Asia chooses liquefied gas as raw material for cracking
Industry experts have recently forecasted that naphtha supply in Asia will remain constrained over the next few years, pushing petrochemical producers to turn to liquefied petroleum gas (LPG) as an alternative feedstock for ethylene cracking. With LPG being more cost-effective, manufacturers can significantly reduce input costs and boost their profit margins.
Looking ahead, demand for naphtha is expected to outpace supply, making the shift to LPG increasingly attractive. As the petrochemical industry expands rapidly, the use of LPG as a substitute is gaining momentum, especially with growing demand from sectors like plastics and textiles.
According to a senior consultant at Nexant, while naphtha will still be the primary feedstock, Asian producers are now exploring opportunities to incorporate LPG into their operations. The expansion of cracking capacity, combined with rising end-user demand, is likely to keep naphtha demand strong over the next five years. A representative from Purvin & Gertz Singapore noted that some companies have already found that using LPG in cracker feedstocks for basic chemicals like propylene is more profitable.

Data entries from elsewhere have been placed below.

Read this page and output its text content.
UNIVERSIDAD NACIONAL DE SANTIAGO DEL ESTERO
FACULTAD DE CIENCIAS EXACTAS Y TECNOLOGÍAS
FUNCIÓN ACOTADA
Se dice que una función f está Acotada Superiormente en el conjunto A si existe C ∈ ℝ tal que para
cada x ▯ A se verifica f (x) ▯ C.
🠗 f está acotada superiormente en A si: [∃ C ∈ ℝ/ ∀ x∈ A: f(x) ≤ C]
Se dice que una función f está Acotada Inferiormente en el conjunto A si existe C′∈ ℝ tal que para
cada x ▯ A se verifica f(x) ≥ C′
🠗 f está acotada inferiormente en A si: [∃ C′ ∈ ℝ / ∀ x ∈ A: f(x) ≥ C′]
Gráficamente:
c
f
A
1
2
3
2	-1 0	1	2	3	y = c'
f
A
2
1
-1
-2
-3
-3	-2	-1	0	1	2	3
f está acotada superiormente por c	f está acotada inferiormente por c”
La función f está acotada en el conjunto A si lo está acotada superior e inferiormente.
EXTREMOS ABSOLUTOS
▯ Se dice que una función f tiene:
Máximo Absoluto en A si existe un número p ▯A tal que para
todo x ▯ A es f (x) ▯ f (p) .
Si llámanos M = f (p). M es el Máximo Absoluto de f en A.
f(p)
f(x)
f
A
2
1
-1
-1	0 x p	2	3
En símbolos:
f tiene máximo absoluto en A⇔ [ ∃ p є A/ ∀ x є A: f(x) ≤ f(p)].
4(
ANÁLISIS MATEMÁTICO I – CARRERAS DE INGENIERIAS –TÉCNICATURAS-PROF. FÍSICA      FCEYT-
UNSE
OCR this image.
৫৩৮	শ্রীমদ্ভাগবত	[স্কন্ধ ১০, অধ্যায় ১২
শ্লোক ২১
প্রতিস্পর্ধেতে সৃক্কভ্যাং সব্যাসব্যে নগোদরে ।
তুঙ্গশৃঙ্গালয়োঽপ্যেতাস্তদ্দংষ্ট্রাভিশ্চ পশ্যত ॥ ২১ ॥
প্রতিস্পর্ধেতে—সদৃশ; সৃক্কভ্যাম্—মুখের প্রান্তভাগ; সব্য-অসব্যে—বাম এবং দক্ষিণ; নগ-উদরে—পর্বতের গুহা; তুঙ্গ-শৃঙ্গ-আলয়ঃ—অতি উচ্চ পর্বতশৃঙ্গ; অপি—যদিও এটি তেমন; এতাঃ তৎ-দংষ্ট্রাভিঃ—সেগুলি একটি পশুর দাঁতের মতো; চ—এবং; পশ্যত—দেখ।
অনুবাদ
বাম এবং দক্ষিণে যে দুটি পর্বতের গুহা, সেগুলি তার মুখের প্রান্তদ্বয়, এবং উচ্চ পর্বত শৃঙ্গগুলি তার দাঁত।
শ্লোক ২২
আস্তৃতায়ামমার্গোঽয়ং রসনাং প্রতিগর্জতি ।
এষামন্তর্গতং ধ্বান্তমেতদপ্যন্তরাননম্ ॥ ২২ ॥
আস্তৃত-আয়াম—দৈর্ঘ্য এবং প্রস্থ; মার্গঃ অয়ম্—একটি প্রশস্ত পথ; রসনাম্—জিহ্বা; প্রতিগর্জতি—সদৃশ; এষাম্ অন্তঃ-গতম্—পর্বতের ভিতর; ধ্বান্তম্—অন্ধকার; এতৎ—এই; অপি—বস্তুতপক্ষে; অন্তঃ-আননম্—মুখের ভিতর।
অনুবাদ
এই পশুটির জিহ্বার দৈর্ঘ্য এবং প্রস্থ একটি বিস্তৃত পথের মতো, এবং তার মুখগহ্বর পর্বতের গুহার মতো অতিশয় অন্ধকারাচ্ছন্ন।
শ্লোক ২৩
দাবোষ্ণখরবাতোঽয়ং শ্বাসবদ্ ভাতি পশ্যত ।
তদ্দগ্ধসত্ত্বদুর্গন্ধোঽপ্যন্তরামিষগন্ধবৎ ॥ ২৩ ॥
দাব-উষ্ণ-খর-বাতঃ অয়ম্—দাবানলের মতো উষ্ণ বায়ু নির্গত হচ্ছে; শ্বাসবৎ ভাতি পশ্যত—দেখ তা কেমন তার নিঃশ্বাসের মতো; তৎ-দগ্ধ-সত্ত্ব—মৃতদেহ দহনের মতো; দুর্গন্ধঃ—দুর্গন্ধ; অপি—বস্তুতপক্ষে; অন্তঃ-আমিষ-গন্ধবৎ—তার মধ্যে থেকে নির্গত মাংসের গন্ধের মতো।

Major players such as PetroChina and Formosa Petrochemical in Taiwan have confirmed that their crackers will continue to use LPG as a raw material. This shift is largely driven by the sharp rise in naphtha prices, which hit record highs of around $740 per tonne earlier this year. Similar trends are observed among Korean and Japanese cracker operators, who are also turning to LPG to manage costs.
Purvin & Gertz forecasts that global LPG supply will grow by 20% by 2010, reaching 273 million tons. This year, LPG prices—especially butane—are 11% to 13% lower than the average naphtha price, creating a significant cost advantage. This price differential is prompting petrochemical firms heavily reliant on naphtha to reevaluate their feedstock strategies, particularly for new projects that should consider diversifying their raw material sources.
In response, Japanese firms like Showa Denko and Mitsui Chemicals are planning to increase the share of non-naphtha feedstocks to between 30% and 50% of their total requirements, signaling a long-term shift toward more flexible and cost-efficient production models.